Genji does not say yes. Genji does not say no. He merely slows his steps so that the Omnic does not have to lengthen its stride so greatly to keep up with his pace.
(Days later, Zenyatta will break the fugue Genji had fallen into with his solemn declaration to a child who could not be more than ten that Genji was his companion and that he was not an Omnic like he. That he instead, and here Zenyatta will half-turn his head as though to be sure that Genji will hear, that he is a green cyborg ninja dude , the litany of adjectives gravely bestowed upon the child, whose earlier wariness will instantly dissipate in the face of this new information.
“He can even double-jump,” Zenyatta will solemnly add, and the little child will shriek in both delight and indignation that they could not also do the same.
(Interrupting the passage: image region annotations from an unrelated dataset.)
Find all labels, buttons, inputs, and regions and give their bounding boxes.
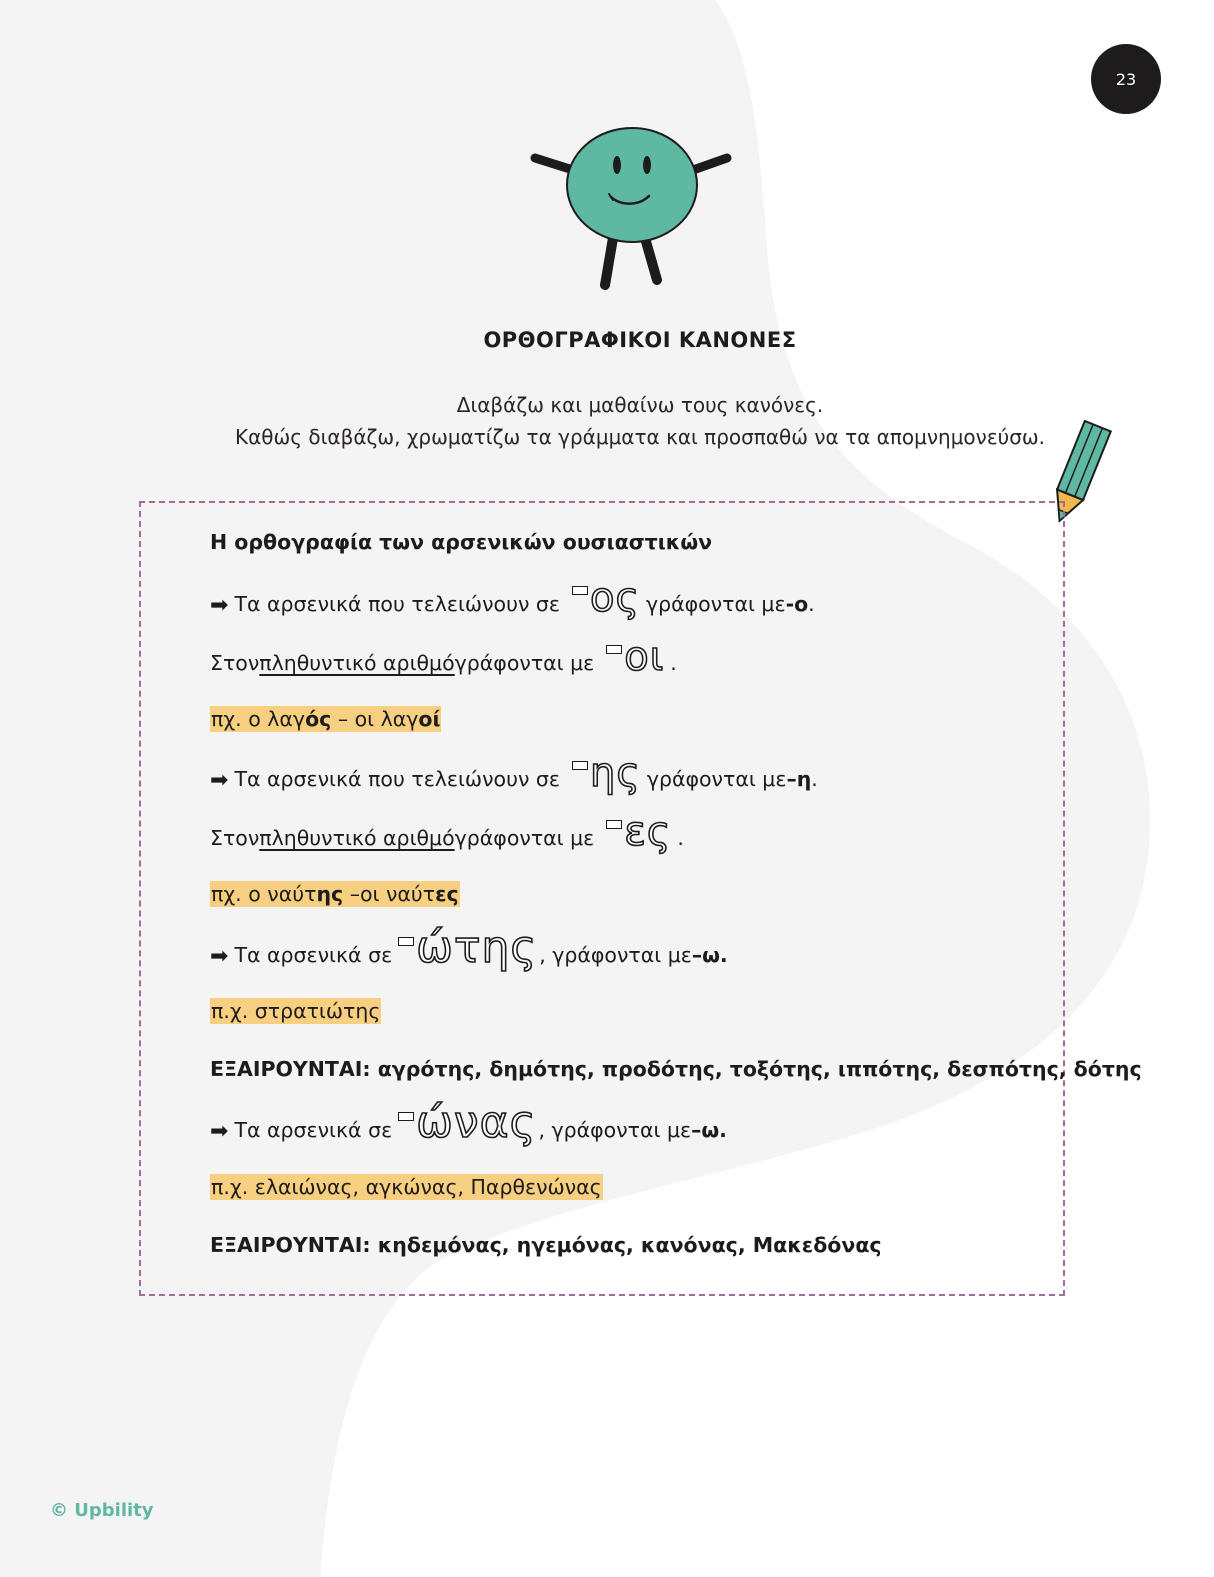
rule-letter: -ο xyxy=(785,592,809,616)
example-lagos xyxy=(210,706,441,732)
exceptions-onas: ΕΞΑΙΡΟΥΝΤΑΙ: κηδεμόνας, ηγεμόνας, κανόνας, Μακεδόνας xyxy=(210,1233,882,1257)
example-naftis xyxy=(210,881,460,907)
outlined-ending: οι xyxy=(606,637,664,677)
box-heading: Η ορθογραφία των αρσενικών ουσιαστικών xyxy=(210,530,713,554)
rule-os: ➡ Τα αρσενικά που τελειώνουν σε ος γράφονται με -ο . xyxy=(210,575,815,621)
intro-line-1: Διαβάζω και μαθαίνω τους κανόνες. xyxy=(456,393,824,417)
outlined-ending: ης xyxy=(572,753,641,793)
rule-text: Τα αρσενικά που τελειώνουν σε xyxy=(234,592,560,616)
smiling-ball-mascot-icon xyxy=(525,120,745,300)
rule-letter: –ω. xyxy=(691,1118,727,1142)
rule-is: ➡ Τα αρσενικά που τελειώνουν σε ης γράφονται με –η . xyxy=(210,750,818,796)
outlined-ending: ώτης xyxy=(398,928,537,968)
outlined-ending: ος xyxy=(572,578,640,618)
outlined-ending: ώνας xyxy=(398,1103,536,1143)
highlighted-example: πχ. ο λαγός – οι λαγοί xyxy=(211,707,441,731)
highlighted-example: π.χ. ελαιώνας, αγκώνας, Παρθενώνας xyxy=(211,1175,602,1199)
outlined-ending: ες xyxy=(606,812,671,852)
rule-text: γράφονται με xyxy=(645,592,786,616)
arrow-right-icon: ➡ xyxy=(210,944,229,969)
page-number: 23 xyxy=(1091,44,1161,114)
arrow-right-icon: ➡ xyxy=(210,768,229,793)
brand-logo: © Upbility xyxy=(50,1500,154,1521)
exceptions-otis: ΕΞΑΙΡΟΥΝΤΑΙ: αγρότης, δημότης, προδότης, τοξότης, ιππότης, δεσπότης, δότης xyxy=(210,1057,1142,1081)
plural-es: Στον πληθυντικό αριθμό γράφονται με ες . xyxy=(210,809,684,855)
underlined-term: πληθυντικό αριθμό xyxy=(259,651,455,675)
example-stratiotis xyxy=(210,998,381,1024)
plural-oi: Στον πληθυντικό αριθμό γράφονται με οι . xyxy=(210,634,677,680)
page-title: ΟΡΘΟΓΡΑΦΙΚΟΙ ΚΑΝΟΝΕΣ xyxy=(483,328,797,352)
intro-line-2: Καθώς διαβάζω, χρωματίζω τα γράμματα και προσπαθώ να τα απομνημονεύσω. xyxy=(235,425,1045,449)
rule-onas: ➡ Τα αρσενικά σε ώνας , γράφονται με –ω. xyxy=(210,1097,727,1148)
example-onas xyxy=(210,1174,603,1200)
highlighted-example: πχ. ο ναύτης –οι ναύτες xyxy=(211,882,459,906)
rule-letter: –η xyxy=(786,767,812,791)
highlighted-example: π.χ. στρατιώτης xyxy=(211,999,381,1023)
rule-letter: –ω. xyxy=(691,943,728,967)
arrow-right-icon: ➡ xyxy=(210,593,229,618)
arrow-right-icon: ➡ xyxy=(210,1119,229,1144)
underlined-term: πληθυντικό αριθμό xyxy=(259,826,455,850)
rule-otis: ➡ Τα αρσενικά σε ώτης , γράφονται με –ω. xyxy=(210,922,728,973)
Zenyatta will laugh and gather the child up into his lap in consolation, kicking off of the dirt and engaging his anti-grav repulsors, and will spin, taking laps of the little churchyard at slowly increasing speeds, and when Genji finally pushes past the indignation at being called a green cyborg ninja dude who can double-jump like he is some character in a videogame he’d wasted hours upon in Hanamura, he –
He will laugh.
Because it is true, all of it, and because it is something that he could almost appreciate, the mild facetiousness in the face of the truth, the lightness of the remark, and for a moment he will feel like himself , a wry humor of being the fixture of a gentle, teasing joke filling him, because it is true and he is a green cyborg ninja dude who can double-jump, and the child in Zenyatta’s lap will scream, “Wow!!” when Genji even goes so far as to demonstrate how he can climb walls as well.)
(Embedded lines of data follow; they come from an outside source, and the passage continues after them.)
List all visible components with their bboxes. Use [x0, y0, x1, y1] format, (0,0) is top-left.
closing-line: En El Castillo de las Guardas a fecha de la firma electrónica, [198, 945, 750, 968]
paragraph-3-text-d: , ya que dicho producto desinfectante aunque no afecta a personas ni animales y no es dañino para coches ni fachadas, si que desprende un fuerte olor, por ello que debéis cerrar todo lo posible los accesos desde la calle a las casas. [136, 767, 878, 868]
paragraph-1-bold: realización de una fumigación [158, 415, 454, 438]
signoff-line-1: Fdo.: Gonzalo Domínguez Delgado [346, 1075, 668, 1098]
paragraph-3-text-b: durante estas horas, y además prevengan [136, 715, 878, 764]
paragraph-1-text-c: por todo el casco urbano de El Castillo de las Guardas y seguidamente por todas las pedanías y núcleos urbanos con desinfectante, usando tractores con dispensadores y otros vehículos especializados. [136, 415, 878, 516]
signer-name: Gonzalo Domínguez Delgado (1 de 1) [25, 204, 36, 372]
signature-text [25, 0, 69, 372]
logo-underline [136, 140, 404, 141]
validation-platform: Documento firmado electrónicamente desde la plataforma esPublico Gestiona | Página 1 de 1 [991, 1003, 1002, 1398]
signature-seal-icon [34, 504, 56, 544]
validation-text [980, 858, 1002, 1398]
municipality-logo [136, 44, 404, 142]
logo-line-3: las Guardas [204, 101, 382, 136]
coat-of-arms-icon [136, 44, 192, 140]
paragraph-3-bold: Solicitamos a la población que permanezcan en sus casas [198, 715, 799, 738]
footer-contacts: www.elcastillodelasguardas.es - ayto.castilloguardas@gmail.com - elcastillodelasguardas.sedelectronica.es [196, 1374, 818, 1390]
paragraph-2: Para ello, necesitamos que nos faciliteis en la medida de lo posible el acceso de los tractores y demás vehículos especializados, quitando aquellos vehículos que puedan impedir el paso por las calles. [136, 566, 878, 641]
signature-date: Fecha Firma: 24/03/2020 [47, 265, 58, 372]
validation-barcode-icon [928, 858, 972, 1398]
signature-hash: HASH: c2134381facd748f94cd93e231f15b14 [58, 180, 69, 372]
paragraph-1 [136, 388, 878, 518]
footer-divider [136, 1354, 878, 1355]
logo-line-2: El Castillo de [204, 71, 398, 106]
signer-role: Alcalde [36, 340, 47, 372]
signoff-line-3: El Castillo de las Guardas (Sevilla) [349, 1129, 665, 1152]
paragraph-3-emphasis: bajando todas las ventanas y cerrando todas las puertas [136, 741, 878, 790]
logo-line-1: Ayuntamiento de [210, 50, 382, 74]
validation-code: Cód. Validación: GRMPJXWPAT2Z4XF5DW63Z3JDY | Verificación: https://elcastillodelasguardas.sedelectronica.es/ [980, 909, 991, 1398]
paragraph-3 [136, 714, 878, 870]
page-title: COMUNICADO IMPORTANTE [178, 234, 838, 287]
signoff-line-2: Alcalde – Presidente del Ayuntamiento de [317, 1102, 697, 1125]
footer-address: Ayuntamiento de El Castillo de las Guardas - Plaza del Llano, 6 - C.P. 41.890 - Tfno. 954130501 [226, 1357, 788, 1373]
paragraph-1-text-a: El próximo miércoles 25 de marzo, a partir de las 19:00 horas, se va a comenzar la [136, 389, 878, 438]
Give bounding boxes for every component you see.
(“You are kind in your indulgence,” the Omnic tells him after night falls, and Genji is so tired, because he is always tired, now, but somehow his heart is somewhat lighter when he returns, “It does not do to disappoint a child.”
Zenyatta hums, and the orbs about his neck flip in place end over end over end and chime like bells, sing.)
“Call me Genji,” he says. “Shimada Genji.”
“Genji,” Zenyatta returns. “It is a great pleasure to meet you.”